Wednesday, February 18, 2015

Ignoring Reminders

It seems so strange today to not be able to really feel lows or highs. I know my body sends me such mixed messages these days the only way to be certain every time is too test. I know for example when I am working out and I start to really sweat I take that as a signal which most of the time is correct. I know I remember the fast hear beats, feeling hungry, getting sleepy, getting moody and shaking and what I would give today to be able to feel my lows again. I know as technology gets better our tools get better but honestly their is no better option than being able to feel your lows. All options have drawbacks and nothing is a one hundred percent. I know today I am doing much better than I was back in 2008 when I was diagnosed with Hypoglycemia Unawareness.

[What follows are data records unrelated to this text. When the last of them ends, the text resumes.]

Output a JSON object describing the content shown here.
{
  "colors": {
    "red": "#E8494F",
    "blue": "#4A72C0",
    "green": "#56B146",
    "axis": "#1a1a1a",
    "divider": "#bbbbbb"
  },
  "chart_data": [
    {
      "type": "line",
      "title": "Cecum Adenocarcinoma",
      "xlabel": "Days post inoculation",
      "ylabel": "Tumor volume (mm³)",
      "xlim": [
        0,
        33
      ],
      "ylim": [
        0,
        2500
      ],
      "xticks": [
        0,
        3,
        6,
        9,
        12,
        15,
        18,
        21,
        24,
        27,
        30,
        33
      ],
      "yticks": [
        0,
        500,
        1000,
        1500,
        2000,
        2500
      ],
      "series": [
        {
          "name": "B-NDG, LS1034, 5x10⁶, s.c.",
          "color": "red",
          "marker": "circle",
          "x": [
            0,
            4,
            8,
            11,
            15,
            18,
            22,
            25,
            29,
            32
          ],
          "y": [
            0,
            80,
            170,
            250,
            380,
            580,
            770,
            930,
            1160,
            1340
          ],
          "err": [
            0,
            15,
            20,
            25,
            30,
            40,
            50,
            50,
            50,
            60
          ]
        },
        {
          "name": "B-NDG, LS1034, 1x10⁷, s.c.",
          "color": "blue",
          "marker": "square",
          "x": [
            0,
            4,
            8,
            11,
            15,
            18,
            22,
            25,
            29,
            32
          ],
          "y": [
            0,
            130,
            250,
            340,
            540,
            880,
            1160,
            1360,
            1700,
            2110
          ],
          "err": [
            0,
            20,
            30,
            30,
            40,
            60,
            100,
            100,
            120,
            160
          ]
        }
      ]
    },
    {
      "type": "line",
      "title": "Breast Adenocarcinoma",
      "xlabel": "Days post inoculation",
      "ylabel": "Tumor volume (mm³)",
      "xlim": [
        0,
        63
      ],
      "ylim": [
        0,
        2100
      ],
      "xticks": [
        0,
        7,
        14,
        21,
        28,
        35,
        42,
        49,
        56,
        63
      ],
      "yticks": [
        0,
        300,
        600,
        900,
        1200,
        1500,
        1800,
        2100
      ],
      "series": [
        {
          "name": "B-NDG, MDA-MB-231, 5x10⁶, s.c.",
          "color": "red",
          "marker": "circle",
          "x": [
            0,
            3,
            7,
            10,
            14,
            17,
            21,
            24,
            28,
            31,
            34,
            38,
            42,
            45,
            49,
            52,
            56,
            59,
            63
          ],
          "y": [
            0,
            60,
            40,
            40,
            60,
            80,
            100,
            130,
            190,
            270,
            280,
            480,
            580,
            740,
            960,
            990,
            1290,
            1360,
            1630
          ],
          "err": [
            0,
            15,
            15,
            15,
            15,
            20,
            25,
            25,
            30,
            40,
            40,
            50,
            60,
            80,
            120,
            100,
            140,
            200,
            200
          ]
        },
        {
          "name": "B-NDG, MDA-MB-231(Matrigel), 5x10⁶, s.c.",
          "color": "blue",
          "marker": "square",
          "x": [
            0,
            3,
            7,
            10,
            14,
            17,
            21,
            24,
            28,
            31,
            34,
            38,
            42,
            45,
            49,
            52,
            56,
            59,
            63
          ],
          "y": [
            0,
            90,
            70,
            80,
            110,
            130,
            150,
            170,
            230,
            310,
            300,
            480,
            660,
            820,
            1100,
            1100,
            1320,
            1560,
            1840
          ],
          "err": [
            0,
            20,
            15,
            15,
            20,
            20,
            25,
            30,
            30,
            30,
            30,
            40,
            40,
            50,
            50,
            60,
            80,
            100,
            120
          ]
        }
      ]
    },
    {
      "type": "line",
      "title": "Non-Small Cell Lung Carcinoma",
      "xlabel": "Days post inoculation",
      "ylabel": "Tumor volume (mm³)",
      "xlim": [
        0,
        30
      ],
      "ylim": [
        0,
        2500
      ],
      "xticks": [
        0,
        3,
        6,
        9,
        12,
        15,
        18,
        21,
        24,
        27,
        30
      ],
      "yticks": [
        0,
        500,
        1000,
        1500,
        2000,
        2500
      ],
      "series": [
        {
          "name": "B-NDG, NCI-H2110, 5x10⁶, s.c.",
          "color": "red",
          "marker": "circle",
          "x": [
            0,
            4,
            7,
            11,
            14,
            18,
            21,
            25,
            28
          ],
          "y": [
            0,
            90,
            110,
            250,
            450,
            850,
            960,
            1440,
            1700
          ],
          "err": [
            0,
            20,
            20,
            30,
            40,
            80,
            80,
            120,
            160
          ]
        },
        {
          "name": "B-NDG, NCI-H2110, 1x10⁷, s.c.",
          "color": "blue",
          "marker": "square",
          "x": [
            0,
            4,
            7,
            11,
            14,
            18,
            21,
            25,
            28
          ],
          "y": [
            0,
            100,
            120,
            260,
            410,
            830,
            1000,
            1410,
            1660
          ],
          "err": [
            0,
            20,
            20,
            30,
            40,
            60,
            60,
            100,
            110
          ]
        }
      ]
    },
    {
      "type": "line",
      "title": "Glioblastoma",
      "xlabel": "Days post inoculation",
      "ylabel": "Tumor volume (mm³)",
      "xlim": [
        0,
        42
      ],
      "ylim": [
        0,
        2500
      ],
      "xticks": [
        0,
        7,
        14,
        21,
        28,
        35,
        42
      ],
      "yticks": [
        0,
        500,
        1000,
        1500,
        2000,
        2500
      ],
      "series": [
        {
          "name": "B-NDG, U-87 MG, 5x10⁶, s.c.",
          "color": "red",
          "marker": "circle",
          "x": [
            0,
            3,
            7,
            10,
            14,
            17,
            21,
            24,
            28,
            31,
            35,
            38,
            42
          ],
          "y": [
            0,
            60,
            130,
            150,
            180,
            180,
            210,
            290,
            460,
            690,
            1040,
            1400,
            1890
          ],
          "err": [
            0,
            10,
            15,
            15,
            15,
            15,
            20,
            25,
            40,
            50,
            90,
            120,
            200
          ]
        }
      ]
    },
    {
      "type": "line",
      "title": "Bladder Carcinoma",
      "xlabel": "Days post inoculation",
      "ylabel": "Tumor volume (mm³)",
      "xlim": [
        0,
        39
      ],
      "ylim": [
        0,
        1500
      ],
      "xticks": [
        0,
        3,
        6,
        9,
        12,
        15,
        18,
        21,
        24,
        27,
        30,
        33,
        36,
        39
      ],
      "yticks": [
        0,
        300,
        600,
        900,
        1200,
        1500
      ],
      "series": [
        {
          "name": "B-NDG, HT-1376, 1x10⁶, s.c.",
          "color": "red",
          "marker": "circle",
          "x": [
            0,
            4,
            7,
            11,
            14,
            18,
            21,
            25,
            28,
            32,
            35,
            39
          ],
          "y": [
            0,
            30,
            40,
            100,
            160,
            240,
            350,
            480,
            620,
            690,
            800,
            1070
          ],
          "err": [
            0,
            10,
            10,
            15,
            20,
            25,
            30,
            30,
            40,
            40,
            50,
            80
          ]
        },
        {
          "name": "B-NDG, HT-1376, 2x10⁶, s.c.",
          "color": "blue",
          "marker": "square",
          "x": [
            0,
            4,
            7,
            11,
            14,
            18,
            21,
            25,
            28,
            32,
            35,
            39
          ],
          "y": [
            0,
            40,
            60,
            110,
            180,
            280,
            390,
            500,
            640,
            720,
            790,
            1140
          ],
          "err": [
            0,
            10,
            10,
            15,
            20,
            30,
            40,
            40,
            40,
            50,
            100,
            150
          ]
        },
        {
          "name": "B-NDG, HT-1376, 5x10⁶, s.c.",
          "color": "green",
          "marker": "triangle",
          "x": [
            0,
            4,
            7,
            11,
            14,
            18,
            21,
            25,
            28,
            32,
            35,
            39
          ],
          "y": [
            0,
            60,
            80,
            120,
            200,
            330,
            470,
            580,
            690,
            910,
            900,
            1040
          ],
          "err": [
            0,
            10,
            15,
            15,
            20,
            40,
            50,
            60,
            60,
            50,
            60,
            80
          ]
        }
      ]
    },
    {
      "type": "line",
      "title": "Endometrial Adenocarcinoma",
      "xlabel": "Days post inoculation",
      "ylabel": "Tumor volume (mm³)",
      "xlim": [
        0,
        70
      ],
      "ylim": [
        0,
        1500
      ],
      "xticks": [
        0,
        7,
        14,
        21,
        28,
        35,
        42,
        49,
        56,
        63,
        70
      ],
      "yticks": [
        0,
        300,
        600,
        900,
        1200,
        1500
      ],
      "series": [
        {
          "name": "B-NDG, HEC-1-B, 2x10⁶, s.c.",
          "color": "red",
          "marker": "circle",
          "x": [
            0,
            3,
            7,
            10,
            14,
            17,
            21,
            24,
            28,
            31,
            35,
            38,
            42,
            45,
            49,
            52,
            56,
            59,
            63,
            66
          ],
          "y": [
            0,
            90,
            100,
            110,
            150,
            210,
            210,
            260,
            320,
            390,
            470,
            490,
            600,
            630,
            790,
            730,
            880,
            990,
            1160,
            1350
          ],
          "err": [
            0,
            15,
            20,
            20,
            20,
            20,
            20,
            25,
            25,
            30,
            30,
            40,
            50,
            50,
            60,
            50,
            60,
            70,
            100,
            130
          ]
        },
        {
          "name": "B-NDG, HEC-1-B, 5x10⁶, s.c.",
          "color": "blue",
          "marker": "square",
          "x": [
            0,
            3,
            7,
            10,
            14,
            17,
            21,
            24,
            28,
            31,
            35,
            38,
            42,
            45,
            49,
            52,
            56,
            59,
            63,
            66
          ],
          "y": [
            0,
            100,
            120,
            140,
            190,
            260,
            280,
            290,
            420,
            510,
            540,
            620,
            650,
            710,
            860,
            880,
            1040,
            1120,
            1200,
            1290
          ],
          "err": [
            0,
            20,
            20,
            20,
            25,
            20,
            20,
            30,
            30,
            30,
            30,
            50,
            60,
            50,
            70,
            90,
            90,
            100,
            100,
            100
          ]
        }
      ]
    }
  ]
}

I know I even though the feelings of a low can be very overwhelming for any of us. I know for me I think it is even worse not feeling anything at all. I know at times I get caught up doing things that I put off testing or ignore Duchess when I know I shouldn't. I know when you don't feel it is so very easy to not react as fast or think oh I'm fine when you really are not. I know most of the time I do react very quickly but at times I do fall into it will be fine mindset. I also know the consequence of my lows are usually EMS visits and commotion. So I am always trying to work on keeping myself on track and reacting as quickly as I can. I know yesterday Duchess alerted when I was at the gym and I was two minutes from being done so I pushed on. Thankfully it was only 80 so I treated quickly. I also know that I can get to a very bad low extremely quickly and that has always been the case. So I know tonight if Duchess alerts I am going to stop right away and test. It is best for both my sake and Duchess.